Curcumin sulfate is a type of Anti-inflammatory Agents
Anti-inflammatory agents are a crucial category of pharmaceutical active pharmaceutical ingredients (APIs) used to treat various inflammatory conditions. These agents play a vital role in alleviating pain, reducing swelling, and controlling inflammation in the body. They are widely employed in the management of diverse medical conditions, including arthritis, autoimmune disorders, asthma, and skin conditions like dermatitis.
Anti-inflammatory APIs primarily function by inhibiting the production of specific enzymes called cyclooxygenases (COX) and lipoxygenases (LOX). These enzymes are responsible for the synthesis of pro-inflammatory molecules known as prostaglandins and leukotrienes, respectively. By suppressing the activity of COX and LOX, anti-inflammatory agents effectively curtail the production of these inflammatory mediators, thereby mitigating inflammation.
Common examples of anti-inflammatory APIs include non-steroidal anti-inflammatory drugs (NSAIDs) like ibuprofen, aspirin, and naproxen. These agents exhibit analgesic, antipyretic, and anti-inflammatory properties. Another group of anti-inflammatory APIs includes corticosteroids, such as prednisone and dexamethasone, which are synthetic hormones that modulate the body's immune response to control inflammation.

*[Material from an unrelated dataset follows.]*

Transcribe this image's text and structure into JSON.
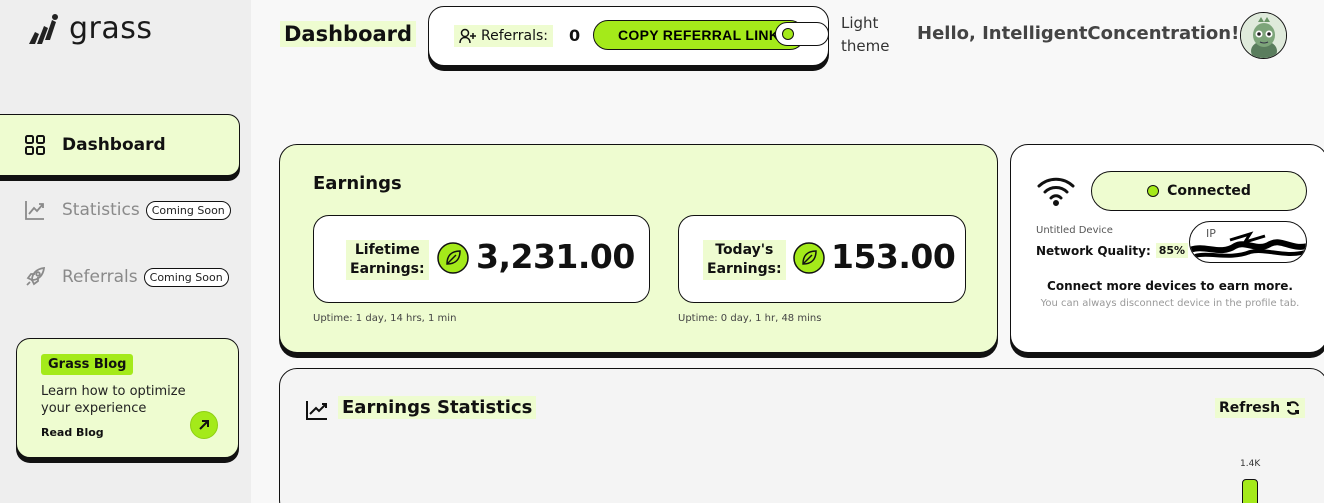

In conclusion, anti-inflammatory agents are a vital category of pharmaceutical APIs widely used to manage inflammation-related disorders. They target enzymes involved in the synthesis of pro-inflammatory molecules, effectively reducing pain and swelling. NSAIDs and corticosteroids are commonly prescribed anti-inflammatory APIs due to their efficacy in controlling inflammation.